Disaster preparedness, emergency management and emergency health should be the priority of the Sirleaf administration, and future administrations. Funding and training our own specialty doctors and health workers must also be a priority, after Ebola.
US President Barack Obama announced in Atlanta on Tuesday that his administration is sending 3,000 troops and medical personnel to the region, to fight the Ebola virus. Mr. Obama also announced the establishment of a regional command and control center to be in Monrovia, and the building of 17 treatment centers with 100 beds each to contain or eradicate the virus.
The Liberian people and others in the region certainly appreciate the assistance from the US and other countries during this very critical period.
As one of the oldest independent countries in Africa, we have to learn to do for ourselves. Our leaders cannot continue to beg, beg and beg for assistance when they (historically) neglected their people and the healthcare system that is now under a global microscope.

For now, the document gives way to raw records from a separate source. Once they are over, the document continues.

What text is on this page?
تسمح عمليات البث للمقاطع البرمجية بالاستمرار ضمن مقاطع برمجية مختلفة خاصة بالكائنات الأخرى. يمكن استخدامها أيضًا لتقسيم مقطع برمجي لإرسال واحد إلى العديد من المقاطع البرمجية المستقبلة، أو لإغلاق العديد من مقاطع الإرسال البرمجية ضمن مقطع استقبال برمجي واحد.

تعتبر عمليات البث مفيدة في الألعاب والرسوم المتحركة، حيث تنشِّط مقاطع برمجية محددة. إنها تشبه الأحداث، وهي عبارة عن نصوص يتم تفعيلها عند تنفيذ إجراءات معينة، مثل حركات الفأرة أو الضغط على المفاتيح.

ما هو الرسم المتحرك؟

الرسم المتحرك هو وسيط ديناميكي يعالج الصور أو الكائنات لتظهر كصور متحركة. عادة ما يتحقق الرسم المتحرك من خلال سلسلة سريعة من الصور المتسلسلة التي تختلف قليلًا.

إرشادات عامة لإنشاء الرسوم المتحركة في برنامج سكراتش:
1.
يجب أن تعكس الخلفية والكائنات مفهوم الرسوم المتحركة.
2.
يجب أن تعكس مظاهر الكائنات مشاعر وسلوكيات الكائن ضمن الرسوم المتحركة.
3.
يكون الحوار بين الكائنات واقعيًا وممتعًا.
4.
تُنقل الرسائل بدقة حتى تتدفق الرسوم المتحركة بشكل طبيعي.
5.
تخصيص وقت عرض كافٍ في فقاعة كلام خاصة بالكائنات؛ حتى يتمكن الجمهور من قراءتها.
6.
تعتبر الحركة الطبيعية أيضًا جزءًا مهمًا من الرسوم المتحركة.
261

These same leaders including Ellen Johnson Sirleaf, their relatives, friends and cronies are known to travel to foreign countries and foreign hospitals for their healthcare needs, when Liberian hospitals and clinics are neglected, and Liberian patients are left to perish.
Ellen Johnson Sirleaf and her predecessors failed Liberia and the Liberian people.
The Sirleaf administration and future administrations cannot afford to lead from behind and without a vision. Liberian presidents cannot lead by begging and playing catch-up, either.
We need bold, caring and visionary leaders.